Another career highlight for Whitworth during his SSC tenure has been the introduction of SSC’s Winter Holiday season, a tradition that has brought a whole new audience into the theatre and ushered in a new way of celebrating the winter holidays. Whitworth initiated the winter performances by producing and directing his adaptation of Kenneth Grahame’s classic tale The Wind in the Willows (1997 and 1998). Whitworth’s cherished ambition to introduce pantomime to SSC audiences has been an overwhelming success. Collaborating with his wife, playwright Kate Hawley, he has created a series of highly successful original “pantos”: Cinderella (1999), Gretel and Hansel (2001), The Princess and the Pea (2004) and Sleeping Beauty (2006). Whitworth will again direct Hawley’s Princess and the Pea in 2007. Combining the best traditions of the British traditional panto and the American musical, Whitworth and Hawley have created a distinct theatrical form.

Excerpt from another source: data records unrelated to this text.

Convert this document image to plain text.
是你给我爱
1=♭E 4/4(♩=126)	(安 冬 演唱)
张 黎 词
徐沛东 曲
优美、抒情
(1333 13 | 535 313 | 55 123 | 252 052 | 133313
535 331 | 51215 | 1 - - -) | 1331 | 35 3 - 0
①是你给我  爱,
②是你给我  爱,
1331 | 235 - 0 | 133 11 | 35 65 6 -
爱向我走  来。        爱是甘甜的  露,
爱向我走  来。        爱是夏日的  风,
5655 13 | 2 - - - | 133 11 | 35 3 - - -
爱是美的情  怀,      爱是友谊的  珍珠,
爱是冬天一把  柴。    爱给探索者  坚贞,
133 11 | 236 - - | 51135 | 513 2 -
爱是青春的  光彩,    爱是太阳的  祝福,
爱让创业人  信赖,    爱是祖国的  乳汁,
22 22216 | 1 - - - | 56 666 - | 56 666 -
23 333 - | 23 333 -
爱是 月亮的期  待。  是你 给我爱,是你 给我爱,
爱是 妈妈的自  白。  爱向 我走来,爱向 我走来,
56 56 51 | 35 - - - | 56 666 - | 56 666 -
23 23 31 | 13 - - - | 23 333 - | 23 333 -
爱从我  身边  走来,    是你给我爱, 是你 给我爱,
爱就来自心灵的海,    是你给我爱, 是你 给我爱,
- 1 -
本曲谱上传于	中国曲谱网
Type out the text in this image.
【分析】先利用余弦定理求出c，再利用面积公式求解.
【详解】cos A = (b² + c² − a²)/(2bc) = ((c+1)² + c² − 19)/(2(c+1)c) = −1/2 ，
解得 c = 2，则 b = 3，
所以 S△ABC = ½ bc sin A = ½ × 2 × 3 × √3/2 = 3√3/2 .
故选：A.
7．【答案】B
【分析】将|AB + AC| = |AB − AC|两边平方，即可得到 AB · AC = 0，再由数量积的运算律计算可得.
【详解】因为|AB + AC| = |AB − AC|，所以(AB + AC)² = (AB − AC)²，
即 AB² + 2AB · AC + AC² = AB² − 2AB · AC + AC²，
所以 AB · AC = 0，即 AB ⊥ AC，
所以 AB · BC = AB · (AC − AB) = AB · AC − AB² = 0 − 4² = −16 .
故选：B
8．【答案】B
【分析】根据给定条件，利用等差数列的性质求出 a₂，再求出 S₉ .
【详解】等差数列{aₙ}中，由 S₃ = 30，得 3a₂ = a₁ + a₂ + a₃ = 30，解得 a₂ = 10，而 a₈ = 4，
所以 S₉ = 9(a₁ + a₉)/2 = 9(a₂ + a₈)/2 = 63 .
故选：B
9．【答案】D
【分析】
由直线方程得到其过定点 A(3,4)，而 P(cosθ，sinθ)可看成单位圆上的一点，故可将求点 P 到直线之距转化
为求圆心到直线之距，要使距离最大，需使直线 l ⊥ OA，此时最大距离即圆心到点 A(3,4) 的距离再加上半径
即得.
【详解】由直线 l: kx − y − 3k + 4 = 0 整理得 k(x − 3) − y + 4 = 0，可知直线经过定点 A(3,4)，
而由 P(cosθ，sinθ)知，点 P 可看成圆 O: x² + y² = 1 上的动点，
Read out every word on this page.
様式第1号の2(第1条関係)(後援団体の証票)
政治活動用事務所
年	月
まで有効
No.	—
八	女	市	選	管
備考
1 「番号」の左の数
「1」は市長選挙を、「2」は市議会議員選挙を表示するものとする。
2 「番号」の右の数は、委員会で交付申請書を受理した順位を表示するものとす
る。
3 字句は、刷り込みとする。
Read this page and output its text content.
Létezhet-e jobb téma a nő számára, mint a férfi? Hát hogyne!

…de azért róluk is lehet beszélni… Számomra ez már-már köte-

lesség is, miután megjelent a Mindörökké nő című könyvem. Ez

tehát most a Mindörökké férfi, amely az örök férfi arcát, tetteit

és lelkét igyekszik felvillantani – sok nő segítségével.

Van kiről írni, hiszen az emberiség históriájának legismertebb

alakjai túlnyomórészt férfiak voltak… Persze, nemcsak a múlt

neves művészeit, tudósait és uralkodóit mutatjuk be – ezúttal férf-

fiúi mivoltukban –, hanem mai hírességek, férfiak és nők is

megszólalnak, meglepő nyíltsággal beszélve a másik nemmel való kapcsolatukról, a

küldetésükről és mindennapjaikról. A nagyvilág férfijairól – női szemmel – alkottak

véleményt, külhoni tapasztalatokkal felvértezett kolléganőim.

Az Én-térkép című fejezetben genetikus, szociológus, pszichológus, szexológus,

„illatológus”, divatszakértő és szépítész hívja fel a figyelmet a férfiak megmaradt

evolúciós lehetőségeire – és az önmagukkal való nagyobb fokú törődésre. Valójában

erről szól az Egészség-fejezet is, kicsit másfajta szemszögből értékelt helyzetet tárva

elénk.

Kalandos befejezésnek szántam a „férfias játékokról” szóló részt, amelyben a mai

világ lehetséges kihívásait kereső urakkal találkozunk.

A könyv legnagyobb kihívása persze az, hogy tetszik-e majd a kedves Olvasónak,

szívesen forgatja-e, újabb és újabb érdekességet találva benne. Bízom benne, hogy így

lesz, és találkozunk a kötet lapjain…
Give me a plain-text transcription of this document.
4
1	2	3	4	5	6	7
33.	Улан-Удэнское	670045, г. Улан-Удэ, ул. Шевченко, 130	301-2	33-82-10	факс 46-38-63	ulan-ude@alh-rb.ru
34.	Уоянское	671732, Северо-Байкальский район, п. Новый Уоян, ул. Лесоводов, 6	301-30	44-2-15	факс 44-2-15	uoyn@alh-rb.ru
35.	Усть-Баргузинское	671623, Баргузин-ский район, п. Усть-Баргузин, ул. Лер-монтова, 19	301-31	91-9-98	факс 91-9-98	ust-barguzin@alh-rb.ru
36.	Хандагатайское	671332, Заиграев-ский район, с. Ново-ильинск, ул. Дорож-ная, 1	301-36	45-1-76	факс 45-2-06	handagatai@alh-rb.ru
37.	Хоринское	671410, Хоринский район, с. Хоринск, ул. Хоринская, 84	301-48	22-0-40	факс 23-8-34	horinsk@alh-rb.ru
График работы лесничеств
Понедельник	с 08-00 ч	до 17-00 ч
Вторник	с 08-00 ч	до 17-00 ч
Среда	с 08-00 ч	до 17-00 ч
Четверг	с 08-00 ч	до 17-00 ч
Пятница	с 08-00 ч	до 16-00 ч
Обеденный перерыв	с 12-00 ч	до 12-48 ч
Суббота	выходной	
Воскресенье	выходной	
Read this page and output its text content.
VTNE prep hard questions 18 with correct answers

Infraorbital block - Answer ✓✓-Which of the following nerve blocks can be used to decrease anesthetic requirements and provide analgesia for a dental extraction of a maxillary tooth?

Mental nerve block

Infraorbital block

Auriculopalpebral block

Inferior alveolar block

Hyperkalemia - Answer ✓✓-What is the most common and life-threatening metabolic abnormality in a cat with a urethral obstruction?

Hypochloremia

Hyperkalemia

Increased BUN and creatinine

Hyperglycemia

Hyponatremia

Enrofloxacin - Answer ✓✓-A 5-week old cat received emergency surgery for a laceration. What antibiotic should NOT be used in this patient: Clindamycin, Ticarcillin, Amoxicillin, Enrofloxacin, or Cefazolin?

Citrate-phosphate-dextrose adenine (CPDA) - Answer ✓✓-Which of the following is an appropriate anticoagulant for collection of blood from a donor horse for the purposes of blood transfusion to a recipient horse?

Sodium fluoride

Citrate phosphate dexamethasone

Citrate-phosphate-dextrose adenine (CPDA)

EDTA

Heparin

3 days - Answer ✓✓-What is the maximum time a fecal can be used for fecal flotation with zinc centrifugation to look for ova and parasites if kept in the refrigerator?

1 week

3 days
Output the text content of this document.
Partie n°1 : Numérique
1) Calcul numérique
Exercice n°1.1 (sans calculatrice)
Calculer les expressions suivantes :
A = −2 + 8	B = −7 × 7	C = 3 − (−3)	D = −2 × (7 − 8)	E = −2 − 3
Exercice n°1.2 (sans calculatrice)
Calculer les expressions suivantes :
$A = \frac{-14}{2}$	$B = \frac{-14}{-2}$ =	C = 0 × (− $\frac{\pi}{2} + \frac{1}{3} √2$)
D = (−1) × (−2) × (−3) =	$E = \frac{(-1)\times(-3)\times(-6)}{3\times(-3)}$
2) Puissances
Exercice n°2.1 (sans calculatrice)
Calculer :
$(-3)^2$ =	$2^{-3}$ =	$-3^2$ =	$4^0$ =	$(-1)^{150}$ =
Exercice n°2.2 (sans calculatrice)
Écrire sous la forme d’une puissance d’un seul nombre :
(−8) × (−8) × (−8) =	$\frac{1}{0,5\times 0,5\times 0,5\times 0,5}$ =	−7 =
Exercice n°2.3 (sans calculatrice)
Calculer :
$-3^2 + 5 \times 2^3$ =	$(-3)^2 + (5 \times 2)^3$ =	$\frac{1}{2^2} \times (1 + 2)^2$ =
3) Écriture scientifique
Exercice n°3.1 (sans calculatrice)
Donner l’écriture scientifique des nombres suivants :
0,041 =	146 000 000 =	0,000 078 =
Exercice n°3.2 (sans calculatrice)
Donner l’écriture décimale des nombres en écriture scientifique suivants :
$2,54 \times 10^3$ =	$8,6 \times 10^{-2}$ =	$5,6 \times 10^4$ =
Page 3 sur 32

“In addition to the opportunity to learn so much by overseeing all the elements that go into producing plays, being Artistic Director has provided me with the opportunity to articulate the relationship between a theatre and a town. This has been a passport to getting to know the community in a way afforded to few faculty members,” says Whitworth, who will continue his professorship in the Theatre Arts Department at UCSC. “I know people of all ages and walks of life to whom this theatre company matters. It has been refreshing to have my eyes opened to thinking about the conversation a theatre has with the community it serves. SSC is widely regarded in the profession as an exemplary model of communication between a research university and a theatre company. I look forward to furthering UCSC’s visionary support of the festival as a vehicle for research, instruction and community collaboration as well as seeing SSC continue to play a leading role in how Shakespeare and other great playwrights are interpreted and performed in the 21st century.”
Whitworth’s plans for the future also include continuing to work in the professional theatre as an actor and director, taking full advantage of national and international opportunities, something he has frequently had to turn down due to his commitments as Artistic Director. That enduring commitment has brought Shakespeare Santa Cruz an enhanced reputation and has set the stage for new and exciting artistic directions. “Paul has managed to raise our national profile in both the artistic and academic worlds, while at the same time, he has strengthened our links to the community through the creation of the holiday show and the expansion of our educational outreach tour, Shakespeare to Go,” says SSC Managing Director, Marcus Cato. “As Shakespeare Santa Cruz begins its search for a new Artistic Director, it’s worth noting that SSC has been a model for successful transitions in artistic leadership. Throughout our 25-year history, each new Artistic Director has retained and honored the best of the past while finding fresh new ways to expand our vision of what this festival can be.”
Shakespeare Santa Cruz will perform its 26th Festival Season in repertory from July 17 through September 2, 2007, on the UC Santa Cruz Campus.